Adapun terbunuhnya sebagian kaum muslimin
akibat tindakan bom bunuh diri, ini
jelas tidak termasuk pembunuhan tanpa sengaja, sehingga hal itu tidak bisa
dibenarkan dengan alasan jihad. Ulama Ahlussunah tidak merestui aksi terorisme
dalam bentuk apapun, dan tidak ada satu pun ulama yang merestui perbuatan
demikian. Adapun yang difatwakan sebagian ulama mengenai bolehnya melakukan
aksi bom bunuh diri itu dalam kondisi peperangan atau di medan perang melawan
kuffar. Bukan dalam kondisi aman atau di negeri negeri yang tidak sedang terjadi
peperangan atau yang orang-orang kafir dijamin keamanannya di sana. Syekh Al-Qardawi mengategorikan bahwa
perjuangan rakyat Palestina dengan meledakkan dirinya sebagai tindakan
pengorbanan (‘amaliyyat fida’iyyah), ketimbang bunuh diri.

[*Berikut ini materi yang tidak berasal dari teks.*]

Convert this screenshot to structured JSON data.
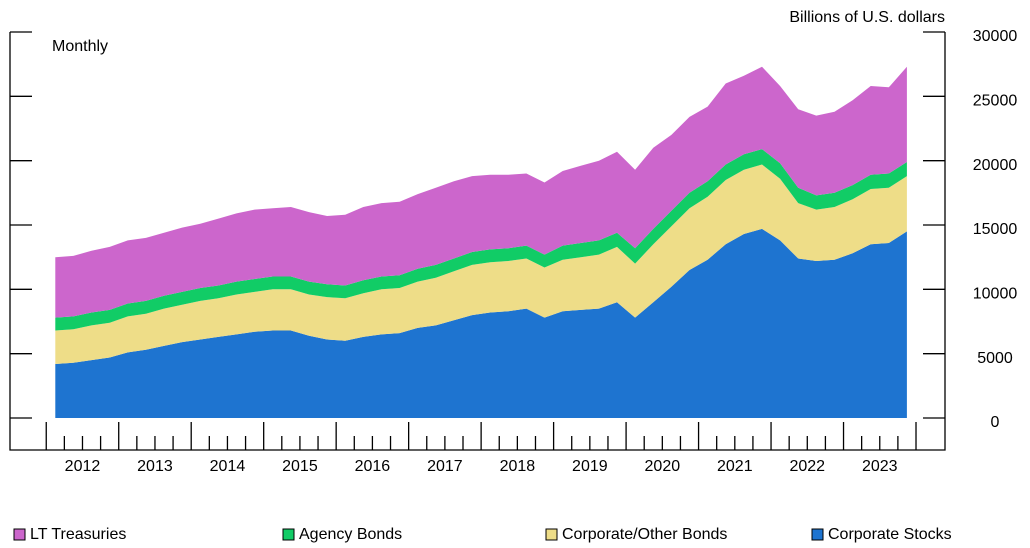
{
  "chart_data": {
    "type": "stacked-area",
    "y_label": "Billions of U.S. dollars",
    "subtitle": "Monthly",
    "x": [
      2012.125,
      2012.375,
      2012.625,
      2012.875,
      2013.125,
      2013.375,
      2013.625,
      2013.875,
      2014.125,
      2014.375,
      2014.625,
      2014.875,
      2015.125,
      2015.375,
      2015.625,
      2015.875,
      2016.125,
      2016.375,
      2016.625,
      2016.875,
      2017.125,
      2017.375,
      2017.625,
      2017.875,
      2018.125,
      2018.375,
      2018.625,
      2018.875,
      2019.125,
      2019.375,
      2019.625,
      2019.875,
      2020.125,
      2020.375,
      2020.625,
      2020.875,
      2021.125,
      2021.375,
      2021.625,
      2021.875,
      2022.125,
      2022.375,
      2022.625,
      2022.875,
      2023.125,
      2023.375,
      2023.625,
      2023.875
    ],
    "series": [
      {
        "name": "LT Treasuries",
        "color": "#cc66cc",
        "values": [
          4700,
          4700,
          4800,
          4900,
          4900,
          4900,
          4900,
          5000,
          5000,
          5200,
          5300,
          5400,
          5300,
          5400,
          5400,
          5300,
          5500,
          5700,
          5700,
          5700,
          5800,
          6000,
          6000,
          5900,
          5800,
          5700,
          5600,
          5600,
          5800,
          6000,
          6200,
          6300,
          6100,
          6300,
          5900,
          5900,
          5800,
          6300,
          6100,
          6400,
          6000,
          6100,
          6200,
          6300,
          6600,
          6900,
          6700,
          7400
        ]
      },
      {
        "name": "Agency Bonds",
        "color": "#11cc66",
        "values": [
          1000,
          1000,
          1000,
          1000,
          1000,
          1000,
          1000,
          1000,
          1000,
          1000,
          1000,
          1000,
          1000,
          1000,
          1000,
          1000,
          1000,
          1000,
          1000,
          1000,
          1000,
          1000,
          1000,
          1000,
          1000,
          1000,
          1000,
          1000,
          1100,
          1100,
          1100,
          1100,
          1200,
          1200,
          1200,
          1200,
          1200,
          1200,
          1200,
          1200,
          1200,
          1200,
          1100,
          1100,
          1100,
          1100,
          1100,
          1100
        ]
      },
      {
        "name": "Corporate/Other Bonds",
        "color": "#eedd88",
        "values": [
          2600,
          2600,
          2700,
          2700,
          2800,
          2800,
          2900,
          2900,
          3000,
          3000,
          3100,
          3100,
          3200,
          3200,
          3200,
          3300,
          3300,
          3400,
          3500,
          3500,
          3600,
          3700,
          3800,
          3900,
          3900,
          3900,
          3900,
          3900,
          4000,
          4100,
          4200,
          4300,
          4200,
          4500,
          4700,
          4800,
          4900,
          5000,
          5000,
          5000,
          4800,
          4300,
          4000,
          4100,
          4200,
          4300,
          4300,
          4300
        ]
      },
      {
        "name": "Corporate Stocks",
        "color": "#1e74d0",
        "values": [
          4200,
          4300,
          4500,
          4700,
          5100,
          5300,
          5600,
          5900,
          6100,
          6300,
          6500,
          6700,
          6800,
          6800,
          6400,
          6100,
          6000,
          6300,
          6500,
          6600,
          7000,
          7200,
          7600,
          8000,
          8200,
          8300,
          8500,
          7800,
          8300,
          8400,
          8500,
          9000,
          7800,
          9000,
          10200,
          11500,
          12300,
          13500,
          14300,
          14700,
          13800,
          12400,
          12200,
          12300,
          12800,
          13500,
          13600,
          14500
        ]
      }
    ],
    "xlim": [
      2011.5,
      2024.4
    ],
    "xticks": [
      {
        "value": 2012.5,
        "label": "2012"
      },
      {
        "value": 2013.5,
        "label": "2013"
      },
      {
        "value": 2014.5,
        "label": "2014"
      },
      {
        "value": 2015.5,
        "label": "2015"
      },
      {
        "value": 2016.5,
        "label": "2016"
      },
      {
        "value": 2017.5,
        "label": "2017"
      },
      {
        "value": 2018.5,
        "label": "2018"
      },
      {
        "value": 2019.5,
        "label": "2019"
      },
      {
        "value": 2020.5,
        "label": "2020"
      },
      {
        "value": 2021.5,
        "label": "2021"
      },
      {
        "value": 2022.5,
        "label": "2022"
      },
      {
        "value": 2023.5,
        "label": "2023"
      }
    ],
    "ylim": [
      0,
      30000
    ],
    "yticks": [
      0,
      5000,
      10000,
      15000,
      20000,
      25000,
      30000
    ],
    "stacked": true
  }
}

Meskipun seringkali sasaran pengeboman
adalah warga sipil, tetapi Al-Qardhawi memakai kaidah hukum al-dharûrât tubîh
al-mahdzûrât (keadaan darurat membolehkan yang diharamkan) atas konsekuensi
tersebut. Pernyataan Syekh Al-Qardawi ini memicu beragam respon dari berbagai
kalangan termasuk diantaranya adalah Professor Hashim Kamali, seorang pakar
hukum internasional.
Dalam bukunya yang diterjemahkan berjudul
Membumikan Syariah, Ia menjelaskan bahwa apa yang diungkapkan Al-Qardawi memang
terbatas pada kasus Palestina. Akan tetapi premis fatwa yang mengatakan bahwa
sasaran pengeboman hanyalah sasaran pengalihan adalah juga kurang tepat. Hashim
Kamali meyakini bahwa pelaku bom tersebut memang menyasar warga sipil karena
tidak bisa menjangkau barak militer Israel dan ini menyalahi prinsip
mubasyarah, pihak pertama yang semestinya jadi sasaran.
Oleh karenanya, Hashim Kamali menyatakan
bahwa terlalu simplistik menfatwakan tindakan bom bunuh diri warga Palestina
dan juga dimana pun daerah tinggalnya, disamakan dengan jihad dan pelakunya
dihukumi sebagai mati syahid. Hal ini karena tindakan tersebut menyalahi dua
prinsip fundamental ajaran Islam: pertama keharaman bunuh diri secara mutlak
dan kedua haramnya membunuh orang-orang sipil yang tidak bersalah.